El excremento de bebés no expide tan mal olor y por lo tanto no se le aplica la normativa vigente sobre el de un adulto normal. A partir del momento en que el bebé puede comer un “kazait” (29 gramos) de cereal en el lapso de tiempo que lleva comerse un panecillo (unos seis o siete minutos) se considera a su excremento como el de una persona adulta normal (Shulján Aruj 81:1). Hay quienes escribieron que el cambio es a partir del año de edad. Todo este análisis se aplica en caso de necesidad, empero, a priori, es bueno alejarse (para rezar) del excremento de un bebé aunque tan solo tenga ocho días de nacido (Mishná Berurá 81:3, Kaf HaJaím 1:6).

Cuando se reza en un lugar donde hay un bebé de un año de edad en adelante que evacúa en sus pañales, corresponde verificar, a priori, que no expida mal olor. Y si el bebé expide mal olor y se acerca a la mujer que reza ésta deberá interrumpir su plegaria.

Mientras el bebé no expida mal olor está permitido rezar junto a él ya que aunque haya hecho sus necesidades, por cuanto que están cubiertas por los pañales y la ropa no se percibe el mal olor y no estará prohibido recitar junto al niño cuestiones relativas a la santidad.

Si en medio del rezo de la mujer el bebé hace sus necesidades y se dirige hacia ella expidiendo mal olor, ella no debe continuar con su oración. Si en la habitación se encuentra alguien que pueda ocuparse del bebé, que señale con la mano en pedido de ayuda y podrá continuar rezando. En caso que no lo haya, si se lo puede sentar en la cama o en otra habitación de modo tal que pueda entretenerse hasta que la mujer termine de rezar, que lo coloque allí y concluya su plegaria.
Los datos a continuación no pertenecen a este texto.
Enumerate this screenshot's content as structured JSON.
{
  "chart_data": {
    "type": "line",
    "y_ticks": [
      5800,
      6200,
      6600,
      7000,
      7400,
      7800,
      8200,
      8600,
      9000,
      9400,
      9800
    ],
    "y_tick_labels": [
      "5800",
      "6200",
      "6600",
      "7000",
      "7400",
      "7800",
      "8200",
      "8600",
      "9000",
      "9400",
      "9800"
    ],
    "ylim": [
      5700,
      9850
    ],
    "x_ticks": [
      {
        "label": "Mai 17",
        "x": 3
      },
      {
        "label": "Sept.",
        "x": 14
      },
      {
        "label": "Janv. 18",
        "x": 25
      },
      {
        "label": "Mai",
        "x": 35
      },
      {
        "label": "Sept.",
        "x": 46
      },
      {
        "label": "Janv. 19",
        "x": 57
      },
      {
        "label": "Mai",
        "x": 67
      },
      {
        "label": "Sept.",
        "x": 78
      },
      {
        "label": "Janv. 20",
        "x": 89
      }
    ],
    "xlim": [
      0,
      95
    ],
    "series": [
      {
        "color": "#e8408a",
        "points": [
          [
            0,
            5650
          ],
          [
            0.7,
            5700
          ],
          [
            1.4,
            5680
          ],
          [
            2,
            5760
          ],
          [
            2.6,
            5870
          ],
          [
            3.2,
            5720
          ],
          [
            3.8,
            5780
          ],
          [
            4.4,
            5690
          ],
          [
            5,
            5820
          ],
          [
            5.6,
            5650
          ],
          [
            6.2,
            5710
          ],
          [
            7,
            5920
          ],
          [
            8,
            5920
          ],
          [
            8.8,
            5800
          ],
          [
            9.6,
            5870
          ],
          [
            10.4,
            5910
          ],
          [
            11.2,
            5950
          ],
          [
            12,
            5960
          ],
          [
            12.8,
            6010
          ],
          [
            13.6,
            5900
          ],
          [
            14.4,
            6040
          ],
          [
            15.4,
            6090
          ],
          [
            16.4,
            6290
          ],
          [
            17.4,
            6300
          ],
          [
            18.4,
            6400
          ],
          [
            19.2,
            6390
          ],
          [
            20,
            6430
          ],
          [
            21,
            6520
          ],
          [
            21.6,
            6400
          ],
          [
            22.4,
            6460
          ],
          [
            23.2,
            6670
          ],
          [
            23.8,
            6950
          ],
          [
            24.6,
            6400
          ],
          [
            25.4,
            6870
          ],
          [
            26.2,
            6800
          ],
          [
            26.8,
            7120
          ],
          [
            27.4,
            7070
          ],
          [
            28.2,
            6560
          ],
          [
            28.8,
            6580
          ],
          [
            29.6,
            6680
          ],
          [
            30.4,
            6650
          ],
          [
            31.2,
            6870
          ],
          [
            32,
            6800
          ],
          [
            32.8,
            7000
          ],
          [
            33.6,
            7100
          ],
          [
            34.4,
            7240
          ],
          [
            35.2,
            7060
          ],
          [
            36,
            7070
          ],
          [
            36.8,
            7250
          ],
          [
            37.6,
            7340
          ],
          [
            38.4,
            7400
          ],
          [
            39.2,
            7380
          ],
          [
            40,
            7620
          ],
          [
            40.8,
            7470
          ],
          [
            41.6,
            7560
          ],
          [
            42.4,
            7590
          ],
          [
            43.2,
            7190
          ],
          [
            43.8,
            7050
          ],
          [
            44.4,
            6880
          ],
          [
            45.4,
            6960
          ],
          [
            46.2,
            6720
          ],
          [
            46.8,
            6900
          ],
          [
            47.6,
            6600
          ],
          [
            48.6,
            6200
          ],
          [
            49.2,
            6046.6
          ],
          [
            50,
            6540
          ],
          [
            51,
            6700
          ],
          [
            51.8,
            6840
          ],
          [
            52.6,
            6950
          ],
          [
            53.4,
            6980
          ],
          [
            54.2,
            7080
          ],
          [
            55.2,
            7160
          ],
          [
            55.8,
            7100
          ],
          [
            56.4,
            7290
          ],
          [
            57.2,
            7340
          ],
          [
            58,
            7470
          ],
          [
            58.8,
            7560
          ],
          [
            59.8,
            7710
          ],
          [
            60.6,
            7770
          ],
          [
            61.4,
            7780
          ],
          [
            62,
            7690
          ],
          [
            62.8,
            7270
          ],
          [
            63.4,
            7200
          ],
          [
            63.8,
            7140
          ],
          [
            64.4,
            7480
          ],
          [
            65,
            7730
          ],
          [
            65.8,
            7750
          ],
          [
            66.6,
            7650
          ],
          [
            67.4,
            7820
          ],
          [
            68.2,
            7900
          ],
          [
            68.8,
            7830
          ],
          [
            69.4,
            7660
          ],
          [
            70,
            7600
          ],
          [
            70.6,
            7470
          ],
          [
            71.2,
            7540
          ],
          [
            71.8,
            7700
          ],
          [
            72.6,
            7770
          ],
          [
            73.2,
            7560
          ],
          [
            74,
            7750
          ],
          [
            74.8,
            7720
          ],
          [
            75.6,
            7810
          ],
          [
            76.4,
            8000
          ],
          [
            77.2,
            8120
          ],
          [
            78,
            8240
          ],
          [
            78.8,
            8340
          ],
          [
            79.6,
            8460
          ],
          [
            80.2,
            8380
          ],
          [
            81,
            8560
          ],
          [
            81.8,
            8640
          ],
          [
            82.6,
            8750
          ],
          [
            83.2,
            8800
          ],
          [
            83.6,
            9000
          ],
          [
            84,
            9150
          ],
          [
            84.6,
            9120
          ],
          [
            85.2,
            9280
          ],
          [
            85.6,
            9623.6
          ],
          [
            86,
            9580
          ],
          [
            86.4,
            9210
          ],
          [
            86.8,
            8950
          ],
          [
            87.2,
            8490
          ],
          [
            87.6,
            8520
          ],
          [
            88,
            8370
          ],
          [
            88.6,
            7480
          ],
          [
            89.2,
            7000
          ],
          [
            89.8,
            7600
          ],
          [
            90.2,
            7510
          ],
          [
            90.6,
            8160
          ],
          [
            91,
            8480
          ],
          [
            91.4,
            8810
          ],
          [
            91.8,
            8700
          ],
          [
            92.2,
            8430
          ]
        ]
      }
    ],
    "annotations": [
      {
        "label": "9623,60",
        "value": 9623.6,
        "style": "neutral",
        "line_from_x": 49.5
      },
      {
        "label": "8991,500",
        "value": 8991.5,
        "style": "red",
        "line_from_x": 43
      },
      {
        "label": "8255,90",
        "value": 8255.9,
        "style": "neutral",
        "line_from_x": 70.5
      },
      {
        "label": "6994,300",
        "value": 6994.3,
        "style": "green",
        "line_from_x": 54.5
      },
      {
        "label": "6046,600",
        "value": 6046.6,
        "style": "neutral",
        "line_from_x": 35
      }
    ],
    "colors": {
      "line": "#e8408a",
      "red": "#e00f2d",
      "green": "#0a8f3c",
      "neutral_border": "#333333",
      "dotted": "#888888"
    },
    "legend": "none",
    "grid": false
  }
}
De no mediar esta posibilidad ya que el bebé llora y la mujer debe estar a su lado que detenga su rezo puesto que de todas maneras no se puede orar en presencia de un mal olor, que lo cambie y luego lave sus manos con ablución. Una vez lavadas las manos que intente volver rápidamente a su rezo, ya que si la interrupción es más breve que el lapso de tiempo que le toma rezar toda la Amidá podrá volver al punto en el que interrumpió. Si la interrupción se prolongó el lapso que ella considera le toma recitar toda la Amidá, deberá rezar de nuevo desde el principio (Shulján Aruj 104:5).

En caso que el bebé que huele mal se acercara a la mujer en medio del recitado de una bendición, si se trata de una bendición breve que se aleje un poco hasta donde no se perciba el olor y la concluya. Si se encuentra en medio de la plegaria posterior a la ingestión de alimentos (“birkat Hamazón“) la cual demora un poco más, en caso que no pueda alejarse un poco o colocar al bebé en otro sitio hasta concluir las cuatro bendiciones de la plegaria ya que le bebé llora y debe alzarlo para calmarlo, que suspenda el recitado y se ocupe del niño. Esto obedece a que de todas maneras en presencia de mal olor no se puede bendecir, y por lo tanto una vez que el bebé esté limpio que lave sus manos con ablución y continúe desde donde interrumpió (Shulján Aruj Oraj Jaím 65:1, Beur Halajá 183:6 ´אפילו´).